Comparison with the reference sequence and identification of candidate variants
Once we have all of the probabilities for each combination of alleles for all positions in the reference sequence, the next step is to determine which of them have the highest probability of existing in the sample. These are the candidate variations. Nucleotide combinations that are the same as the reference sequence are not reported. At this point in the algorithm, a probability threshold is taken into consideration, utilizing a threshold provided by the user.

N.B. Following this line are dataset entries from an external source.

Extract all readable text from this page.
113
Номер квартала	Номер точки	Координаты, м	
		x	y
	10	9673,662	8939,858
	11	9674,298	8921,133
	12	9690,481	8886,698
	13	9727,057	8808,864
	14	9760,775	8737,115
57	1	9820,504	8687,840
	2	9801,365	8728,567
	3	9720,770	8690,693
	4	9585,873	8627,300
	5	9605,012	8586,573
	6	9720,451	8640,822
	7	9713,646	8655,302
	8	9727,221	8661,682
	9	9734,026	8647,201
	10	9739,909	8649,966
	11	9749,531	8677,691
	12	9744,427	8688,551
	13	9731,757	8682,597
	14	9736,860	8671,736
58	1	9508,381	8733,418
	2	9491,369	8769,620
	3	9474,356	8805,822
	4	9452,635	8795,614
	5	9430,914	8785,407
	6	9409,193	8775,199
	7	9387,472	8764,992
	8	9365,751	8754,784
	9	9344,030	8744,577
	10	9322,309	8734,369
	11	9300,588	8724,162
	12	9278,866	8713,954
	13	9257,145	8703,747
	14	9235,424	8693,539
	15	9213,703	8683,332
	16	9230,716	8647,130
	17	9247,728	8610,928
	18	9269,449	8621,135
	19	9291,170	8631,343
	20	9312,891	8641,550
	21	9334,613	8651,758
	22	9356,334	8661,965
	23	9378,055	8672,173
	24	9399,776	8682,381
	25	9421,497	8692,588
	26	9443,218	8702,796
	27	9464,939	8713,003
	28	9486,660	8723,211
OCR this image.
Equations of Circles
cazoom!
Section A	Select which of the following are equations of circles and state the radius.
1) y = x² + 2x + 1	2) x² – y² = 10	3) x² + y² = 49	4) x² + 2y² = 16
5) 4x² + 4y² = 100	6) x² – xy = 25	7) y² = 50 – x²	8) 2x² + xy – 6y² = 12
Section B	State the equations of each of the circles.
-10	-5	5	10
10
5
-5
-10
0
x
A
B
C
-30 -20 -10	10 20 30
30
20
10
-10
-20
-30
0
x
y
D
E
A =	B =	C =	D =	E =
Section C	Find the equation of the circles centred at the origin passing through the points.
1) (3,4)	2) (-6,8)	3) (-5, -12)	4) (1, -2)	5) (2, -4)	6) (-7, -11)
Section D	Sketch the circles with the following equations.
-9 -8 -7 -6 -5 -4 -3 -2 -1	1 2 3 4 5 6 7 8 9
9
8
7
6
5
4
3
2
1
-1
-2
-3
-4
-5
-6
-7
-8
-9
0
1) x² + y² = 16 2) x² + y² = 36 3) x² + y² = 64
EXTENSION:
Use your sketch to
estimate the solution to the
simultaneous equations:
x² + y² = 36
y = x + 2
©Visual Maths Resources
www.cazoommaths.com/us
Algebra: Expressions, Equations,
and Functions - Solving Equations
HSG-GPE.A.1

The threshold provided by the user indicates how sure one would like to be that the candidate variant differs from the reference type. The threshold is applied by the Probabilistic Variant Caller by considering the inverse situation: is the probability of the candidate variant being the same as the reference position lower than 1 minus the threshold. So, for a user-provided threshold of 90, the Probabilistic Variant Caller requires that any given site type has a probability of less than or equal to 0.1 (i.e. 1 - 0.9) of being the same as the reference type. For example, if a user gave a threshold of 90, and a particular position was found to have a probability of 15, or 0.15, of being the same as the reference (equivalently, having a probability of 85 of being different than the reference), then this position would not be called as a variant. If the threshold had been set to 80, then this position would have been called as a variant, as 0.15 is less then 0.20, or in other words, the position has a high enough probability of being different than the reference according to the user-defined threshold, to be reported as a variant.
If a variant is called at a given position, the second step performed by the algorithm is to determines the allele combination (type site) with the highest probability. This type site, together with the corresponding probability, will be reported as the candidate variant.